Mean Value Theorem for Integrals
Theorem
If a function $f$ is continuous on a closed interval $[a,b]$, there exists at least one $c$ in $(a,b)$ that satisfies $\displaystyle f(c) = {{1}\over {b-a} } \int_{a}^{b} f(x) dx$.
Description
Similar to the Mean Value Theorem but as it is used for integration, it is named as such. The usage is very similar, and its utility is by no means inferior to the Mean Value Theorem.
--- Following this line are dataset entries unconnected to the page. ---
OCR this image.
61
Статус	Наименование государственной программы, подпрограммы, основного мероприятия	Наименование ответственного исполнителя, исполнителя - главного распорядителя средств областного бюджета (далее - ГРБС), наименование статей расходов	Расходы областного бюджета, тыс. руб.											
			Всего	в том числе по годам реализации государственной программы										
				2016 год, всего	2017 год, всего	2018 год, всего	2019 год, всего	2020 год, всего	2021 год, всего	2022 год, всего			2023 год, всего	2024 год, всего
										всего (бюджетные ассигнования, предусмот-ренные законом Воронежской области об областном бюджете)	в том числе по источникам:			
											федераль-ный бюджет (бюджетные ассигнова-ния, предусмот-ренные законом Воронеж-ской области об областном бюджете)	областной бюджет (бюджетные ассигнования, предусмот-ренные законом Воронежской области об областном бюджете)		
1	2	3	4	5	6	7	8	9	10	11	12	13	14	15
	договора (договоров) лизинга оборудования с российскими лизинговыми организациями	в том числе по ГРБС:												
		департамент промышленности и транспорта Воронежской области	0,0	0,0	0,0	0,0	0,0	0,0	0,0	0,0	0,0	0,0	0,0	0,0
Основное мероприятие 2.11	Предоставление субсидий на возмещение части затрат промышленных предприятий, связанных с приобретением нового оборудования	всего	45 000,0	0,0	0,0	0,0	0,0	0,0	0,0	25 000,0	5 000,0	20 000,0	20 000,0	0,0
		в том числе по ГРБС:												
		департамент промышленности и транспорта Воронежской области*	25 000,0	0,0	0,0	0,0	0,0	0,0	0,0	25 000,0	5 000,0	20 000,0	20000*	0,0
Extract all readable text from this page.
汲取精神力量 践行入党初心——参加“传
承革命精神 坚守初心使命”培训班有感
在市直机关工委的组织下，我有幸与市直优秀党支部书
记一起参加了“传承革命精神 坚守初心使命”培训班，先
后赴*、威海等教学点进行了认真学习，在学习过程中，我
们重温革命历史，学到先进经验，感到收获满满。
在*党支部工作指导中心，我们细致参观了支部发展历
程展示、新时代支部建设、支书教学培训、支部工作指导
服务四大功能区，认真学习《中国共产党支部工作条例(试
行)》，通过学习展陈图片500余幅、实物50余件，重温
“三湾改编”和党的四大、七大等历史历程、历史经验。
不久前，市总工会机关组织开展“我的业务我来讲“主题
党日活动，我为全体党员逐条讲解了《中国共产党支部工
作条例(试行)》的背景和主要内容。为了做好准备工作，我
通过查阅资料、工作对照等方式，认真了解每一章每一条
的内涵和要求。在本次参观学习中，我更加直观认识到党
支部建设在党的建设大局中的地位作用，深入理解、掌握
On the other hand, considering defining the average value of a function as on the right side makes this theorem more likely to be the mean value theorem, and the widely known Mean Value Theorem might be more appropriately called the ‘mean value theorem for derivatives’.
Proof
Strategy: The continuity of $f$ is assumed, thus we use both the Extreme Value Theorem and the Intermediate Value Theorem.
Since $f$ is continuous on $[a,b]$, and by the Extreme Value Theorem, the minimum value $m$ and maximum value $M$ exist, then
$$ \int_{a}^{b} m dx \le \int_{a}^{b} f(x) dx \le \int_{a}^{b} M dx $$
$$ \implies m \le {{1}\over {b-a} } \int_{a}^{b} f(x) dx \le M $$
Once again, as $f$ is continuous on $[a,b]$, by the Intermediate Value Theorem, for $m$ and $M$, there exists at least one $c$ between $a$ and $b$ that satisfies $f(c) = \displaystyle {{1}\over {b-a} } \int_{a}^{b} f(x) dx$ for $\displaystyle {{1}\over {b-a} } \int_{a}^{b} f(x) dx$.
■
Likewise, the same method can generalize to weighted $w$. The form introduced above is for $w(x) = 1$, and it is well covered by the theorem below as $\displaystyle \int_{a}^{b} dx = b - a$.
Corollary
If a function $f$ is continuous on a closed interval $[a,b]$ and $w(x) \ge 0$ is integrable, then there exists at least one $\xi$ in $(a,b)$ that satisfies $\displaystyle \int_{a}^{b} f(x) w(x) dx = f( \xi ) \int_{a}^{b} w(x) dx$.